While it sounds complicated, it is actually quite easy thanks to the contrib assemblies provided with Lucene.NET. In fact, it’s so simple it’s almost trivial so this won’t be a long post!

First, we need to add a new reference to the SimilarityNet.dll assembly (part of Lucene.NET contrib). This provides a SimilarityQueries class which contains a FormSimilarQuery method. Calling this will a piece of text (from an existing field), an analyzer and the field name will produce a boolean query using every unique word where all words are optional.
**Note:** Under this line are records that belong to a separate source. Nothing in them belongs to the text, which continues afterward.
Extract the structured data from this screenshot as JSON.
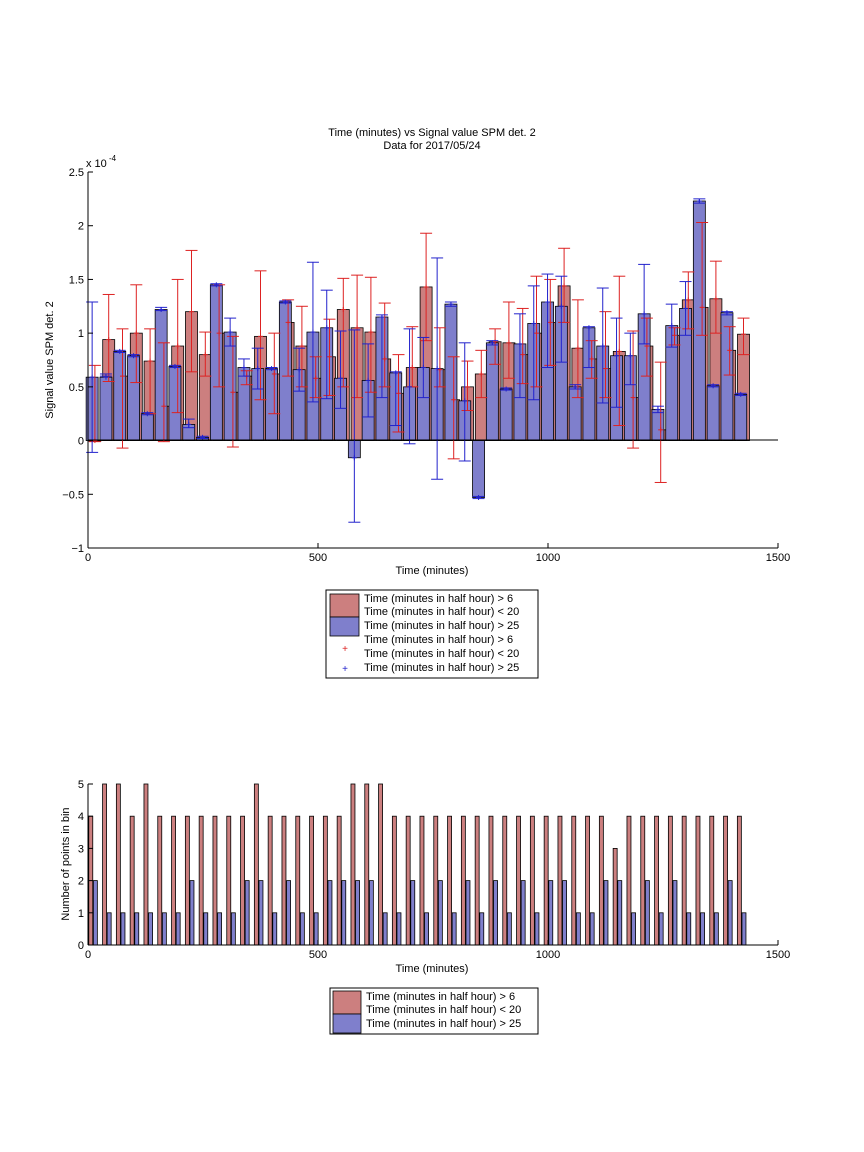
{
  "chart_data": [
    {
      "type": "bar",
      "title": "Time (minutes) vs Signal value SPM det. 2",
      "subtitle": "Data for 2017/05/24",
      "xlabel": "Time (minutes)",
      "ylabel": "Signal value SPM det. 2",
      "y_exponent_label": "x 10",
      "y_exponent_power": "-4",
      "xlim": [
        0,
        1500
      ],
      "ylim": [
        -1,
        2.5
      ],
      "xticks": [
        "0",
        "500",
        "1000",
        "1500"
      ],
      "yticks": [
        "−1",
        "−0.5",
        "0",
        "0.5",
        "1",
        "1.5",
        "2",
        "2.5"
      ],
      "grid": false,
      "legend_position": "below",
      "legend": [
        "Time (minutes in half hour) > 6",
        "Time (minutes in half hour) < 20",
        "Time (minutes in half hour) > 25",
        "Time (minutes in half hour) > 6",
        "Time (minutes in half hour) < 20",
        "Time (minutes in half hour) > 25"
      ],
      "colors": {
        "red_bar": "#cc7f7f",
        "blue_bar": "#7f7fcc",
        "red_err": "#dd2222",
        "blue_err": "#2222cc"
      },
      "series": [
        {
          "label_index": [
            0,
            1
          ],
          "color": "#cc7f7f",
          "x": [
            15,
            45,
            75,
            105,
            135,
            165,
            195,
            225,
            255,
            285,
            315,
            345,
            375,
            405,
            435,
            465,
            495,
            525,
            555,
            585,
            615,
            645,
            675,
            705,
            735,
            765,
            795,
            825,
            855,
            885,
            915,
            945,
            975,
            1005,
            1035,
            1065,
            1095,
            1125,
            1155,
            1185,
            1215,
            1245,
            1275,
            1305,
            1335,
            1365,
            1395,
            1425
          ],
          "values": [
            0,
            0.94,
            0.6,
            1.0,
            0.74,
            0.32,
            0.88,
            1.2,
            0.8,
            1.0,
            0.45,
            0.6,
            0.97,
            0.62,
            1.1,
            0.88,
            0.58,
            0.78,
            1.22,
            1.05,
            1.01,
            0.76,
            0.44,
            0.68,
            1.43,
            0.66,
            0.38,
            0.5,
            0.62,
            0.92,
            0.91,
            0.8,
            1.0,
            1.1,
            1.44,
            0.86,
            0.76,
            0.67,
            0.83,
            0.4,
            0.88,
            0.1,
            0.98,
            1.31,
            1.24,
            1.32,
            0.84,
            0.99
          ],
          "err_low": [
            -0.01,
            0.55,
            -0.07,
            0.54,
            0.25,
            -0.01,
            0.26,
            0.64,
            0.6,
            0.5,
            -0.06,
            0.52,
            0.38,
            0.25,
            0.6,
            0.5,
            0.4,
            0.42,
            0.5,
            0.4,
            0.45,
            0.5,
            0.08,
            0.5,
            0.93,
            0.5,
            -0.17,
            0.28,
            0.4,
            0.71,
            0.58,
            0.53,
            0.5,
            0.7,
            1.1,
            0.4,
            0.58,
            0.4,
            0.14,
            -0.07,
            0.6,
            -0.39,
            0.89,
            1.04,
            0.98,
            1.0,
            0.61,
            0.8
          ],
          "err_high": [
            0.7,
            1.36,
            1.04,
            1.45,
            1.04,
            0.91,
            1.5,
            1.77,
            1.01,
            1.45,
            0.97,
            0.65,
            1.58,
            1.0,
            1.31,
            1.25,
            0.78,
            1.13,
            1.51,
            1.54,
            1.52,
            1.28,
            0.8,
            1.06,
            1.93,
            1.05,
            0.78,
            0.74,
            0.84,
            1.04,
            1.29,
            1.23,
            1.53,
            1.5,
            1.79,
            1.31,
            0.93,
            1.2,
            1.53,
            1.02,
            1.14,
            0.73,
            1.05,
            1.57,
            2.03,
            1.67,
            1.06,
            1.14
          ]
        },
        {
          "label_index": [
            2
          ],
          "color": "#7f7fcc",
          "x": [
            9,
            39,
            69,
            99,
            129,
            159,
            189,
            219,
            249,
            279,
            309,
            339,
            369,
            399,
            429,
            459,
            489,
            519,
            549,
            579,
            609,
            639,
            669,
            699,
            729,
            759,
            789,
            819,
            849,
            879,
            909,
            939,
            969,
            999,
            1029,
            1059,
            1089,
            1119,
            1149,
            1179,
            1209,
            1239,
            1269,
            1299,
            1329,
            1359,
            1389,
            1419
          ],
          "values": [
            0.59,
            0.59,
            0.83,
            0.79,
            0.25,
            1.22,
            0.69,
            0.15,
            0.03,
            1.45,
            1.01,
            0.68,
            0.67,
            0.67,
            1.29,
            0.66,
            1.01,
            1.05,
            0.58,
            -0.16,
            0.56,
            1.15,
            0.63,
            0.5,
            0.68,
            0.67,
            1.27,
            0.37,
            -0.53,
            0.91,
            0.48,
            0.9,
            1.09,
            1.29,
            1.25,
            0.5,
            1.05,
            0.88,
            0.79,
            0.79,
            1.18,
            0.29,
            1.07,
            1.23,
            2.23,
            0.51,
            1.19,
            0.43
          ],
          "err_low": [
            -0.11,
            0.6,
            0.82,
            0.78,
            0.24,
            1.21,
            0.68,
            0.12,
            0.02,
            1.44,
            0.88,
            0.6,
            0.48,
            0.66,
            1.28,
            0.46,
            0.36,
            0.39,
            0.3,
            -0.76,
            0.22,
            0.4,
            0.14,
            -0.03,
            0.4,
            -0.36,
            1.25,
            -0.19,
            -0.54,
            0.89,
            0.47,
            0.4,
            0.38,
            0.68,
            0.73,
            0.48,
            0.68,
            0.35,
            0.31,
            0.52,
            0.9,
            0.26,
            0.87,
            0.98,
            2.21,
            0.5,
            1.17,
            0.42
          ],
          "err_high": [
            1.29,
            0.62,
            0.84,
            0.8,
            0.26,
            1.24,
            0.7,
            0.2,
            0.04,
            1.46,
            1.14,
            0.76,
            0.86,
            0.68,
            1.3,
            0.86,
            1.66,
            1.4,
            1.02,
            1.03,
            0.9,
            1.17,
            0.64,
            1.04,
            0.96,
            1.7,
            1.29,
            0.91,
            -0.52,
            0.93,
            0.49,
            1.18,
            1.44,
            1.55,
            1.53,
            0.52,
            1.06,
            1.42,
            1.14,
            1.0,
            1.64,
            0.32,
            1.27,
            1.48,
            2.25,
            0.52,
            1.2,
            0.44
          ]
        }
      ]
    },
    {
      "type": "bar",
      "xlabel": "Time (minutes)",
      "ylabel": "Number of points in bin",
      "xlim": [
        0,
        1500
      ],
      "ylim": [
        0,
        5
      ],
      "xticks": [
        "0",
        "500",
        "1000",
        "1500"
      ],
      "yticks": [
        "0",
        "1",
        "2",
        "3",
        "4",
        "5"
      ],
      "grid": false,
      "legend_position": "below",
      "legend": [
        "Time (minutes in half hour) > 6",
        "Time (minutes in half hour) < 20",
        "Time (minutes in half hour) > 25"
      ],
      "series": [
        {
          "label_index": [
            0,
            1
          ],
          "color": "#cc7f7f",
          "x": [
            6,
            36,
            66,
            96,
            126,
            156,
            186,
            216,
            246,
            276,
            306,
            336,
            366,
            396,
            426,
            456,
            486,
            516,
            546,
            576,
            606,
            636,
            666,
            696,
            726,
            756,
            786,
            816,
            846,
            876,
            906,
            936,
            966,
            996,
            1026,
            1056,
            1086,
            1116,
            1146,
            1176,
            1206,
            1236,
            1266,
            1296,
            1326,
            1356,
            1386,
            1416
          ],
          "values": [
            4,
            5,
            5,
            4,
            5,
            4,
            4,
            4,
            4,
            4,
            4,
            4,
            5,
            4,
            4,
            4,
            4,
            4,
            4,
            5,
            5,
            5,
            4,
            4,
            4,
            4,
            4,
            4,
            4,
            4,
            4,
            4,
            4,
            4,
            4,
            4,
            4,
            4,
            3,
            4,
            4,
            4,
            4,
            4,
            4,
            4,
            4,
            4
          ]
        },
        {
          "label_index": [
            2
          ],
          "color": "#7f7fcc",
          "x": [
            16,
            46,
            76,
            106,
            136,
            166,
            196,
            226,
            256,
            286,
            316,
            346,
            376,
            406,
            436,
            466,
            496,
            526,
            556,
            586,
            616,
            646,
            676,
            706,
            736,
            766,
            796,
            826,
            856,
            886,
            916,
            946,
            976,
            1006,
            1036,
            1066,
            1096,
            1126,
            1156,
            1186,
            1216,
            1246,
            1276,
            1306,
            1336,
            1366,
            1396,
            1426
          ],
          "values": [
            2,
            1,
            1,
            1,
            1,
            1,
            1,
            2,
            1,
            1,
            1,
            2,
            2,
            1,
            2,
            1,
            1,
            2,
            2,
            2,
            2,
            1,
            1,
            2,
            1,
            2,
            1,
            2,
            1,
            2,
            1,
            2,
            1,
            2,
            2,
            1,
            1,
            2,
            2,
            1,
            2,
            1,
            2,
            1,
            1,
            1,
            2,
            1
          ]
        }
      ]
    }
  ]
}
If we repeat this with each field, boosting the relevance of the most important ones (such as title) then we end up with a query that will look for every word in each field of the original item.

To quote the Lucene documentation:

The philosophy behind this method is “two documents are similar if they share lots of words”. Note that behind the scenes, Lucene’s scoring algorithm will tend to give two documents a higher similarity score if the share more uncommon words.
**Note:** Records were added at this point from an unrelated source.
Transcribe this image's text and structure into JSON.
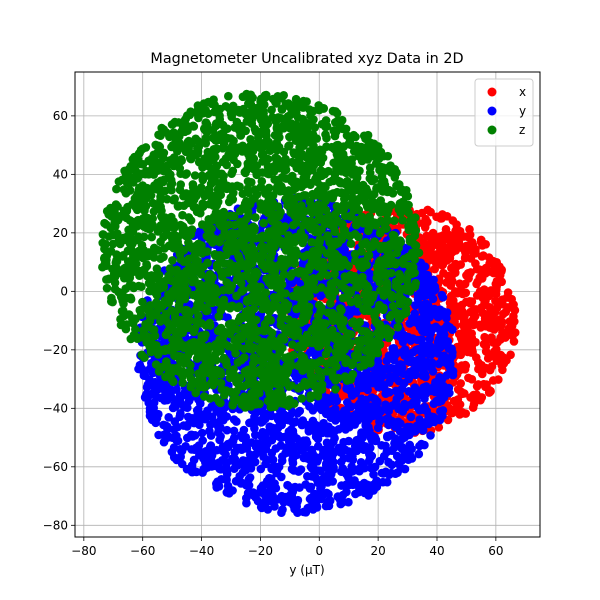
{
  "chart_data": {
    "type": "scatter",
    "title": "Magnetometer Uncalibrated xyz Data in 2D",
    "xlabel": "y (μT)",
    "ylabel": "",
    "xlim": [
      -83,
      75
    ],
    "ylim": [
      -84,
      75
    ],
    "xticks": [
      -80,
      -60,
      -40,
      -20,
      0,
      20,
      40,
      60
    ],
    "yticks": [
      -80,
      -60,
      -40,
      -20,
      0,
      20,
      40,
      60
    ],
    "xtick_labels": [
      "−80",
      "−60",
      "−40",
      "−20",
      "0",
      "20",
      "40",
      "60"
    ],
    "ytick_labels": [
      "−80",
      "−60",
      "−40",
      "−20",
      "0",
      "20",
      "40",
      "60"
    ],
    "grid": true,
    "legend_position": "top-right",
    "series": [
      {
        "name": "x",
        "color": "#ff0000",
        "center": [
          28,
          -10
        ],
        "radius": 39
      },
      {
        "name": "y",
        "color": "#0000ff",
        "center": [
          -8,
          -22
        ],
        "radius": 54
      },
      {
        "name": "z",
        "color": "#008000",
        "center": [
          -20,
          14
        ],
        "radius": 54
      }
    ]
  }
}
What this means in practice is that the more unique a word is, the more likely it will be taken into account when ranking the similar items. So, if our original book has ‘Agile’ in the title and words such as ‘scrum’ and ‘backlog’ in the summary then chances are we will find other books that also have these more unique words … and it’s very likely that they will be related to our original book.

Of course, when we search our index for books with all these words there is going to be one obvious match - the original book! In fact, this should be the first result returned so we could either skip this when creating the result-set (looking for the same unique Id rather than just skipping the first one just to be safe) or, as in the example below, use a boolean search and specifically exclude the Id of the source item from the query. I haven’t experimented to see which one is quicker but I prefer to let Lucene do all the work - I trust it and it saves me writing any more code or getting results back that I am just going to discard which feels wrong.

Here is the code to find the best 4 similar matches to any book passed in. Note that I include the Authors and Publisher fields when doing the comparison so it will tend to favour books by the same author or publisher - you will need to experiment to see what makes most sense for your application and usage.

  /// <summary>    
  /// Gets similar books.    
  /// </summary>    
  /// <param name="book">The book.</param>    
  /// <returns></returns>    
  public override IList<IBook> GetSimilarBooks(IBook book)
  {
    IFullTextSession session = (IFullTextSession)NHibernateHelper.GetCurrentSession();
    Analyzer analyzer = new StandardAnalyzer();
    BooleanQuery query = new BooleanQuery();

    Query title = Similarity.Net.SimilarityQueries.FormSimilarQuery(book.Title, analyzer, "Title", null);
    title.SetBoost(10);
    query.Add(title, BooleanClause.Occur.SHOULD);

    if (book.Summary != null) {
      Query summary = Similarity.Net.SimilarityQueries.FormSimilarQuery(book.Summary, analyzer, "Summary", null);
      summary.SetBoost(5);
      query.Add(summary, BooleanClause.Occur.SHOULD);
    }

    if (book.Authors != null) {
      Query authors = Similarity.Net.SimilarityQueries.FormSimilarQuery(book.Authors, analyzer, "Authors", null);
      query.Add(authors, BooleanClause.Occur.SHOULD);
    }

    if (book.Publisher != null) {
      Query publisher = Similarity.Net.SimilarityQueries.FormSimilarQuery(book.Publisher, analyzer, "Publisher", null);
      query.Add(publisher, BooleanClause.Occur.SHOULD);
    }


    // avoid the book being similar to itself!    
    query.Add(new TermQuery(new Term("Id", book.Id.ToString())), BooleanClause.Occur.MUST_NOT);

    IQuery nhQuery = session.CreateFullTextQuery(query, new Type[] { typeof(Book) }).SetMaxResults(4);

    IList<IBook> books = nhQuery.List<IBook>();
    return books;
  }

That about wraps it up for using NHibernate and Lucene. I’m expecting things to change when the new NHibernate version 2.0 is released so I’ll probably post again to update you of any changes though when it is. Also, there are a few other features available in Lucene which I may blog about such as using Synonyms for the ‘did you mean …’ type suggestions.

Please let me know if there is anything that I haven’t explained particularly well or you would like to see more about.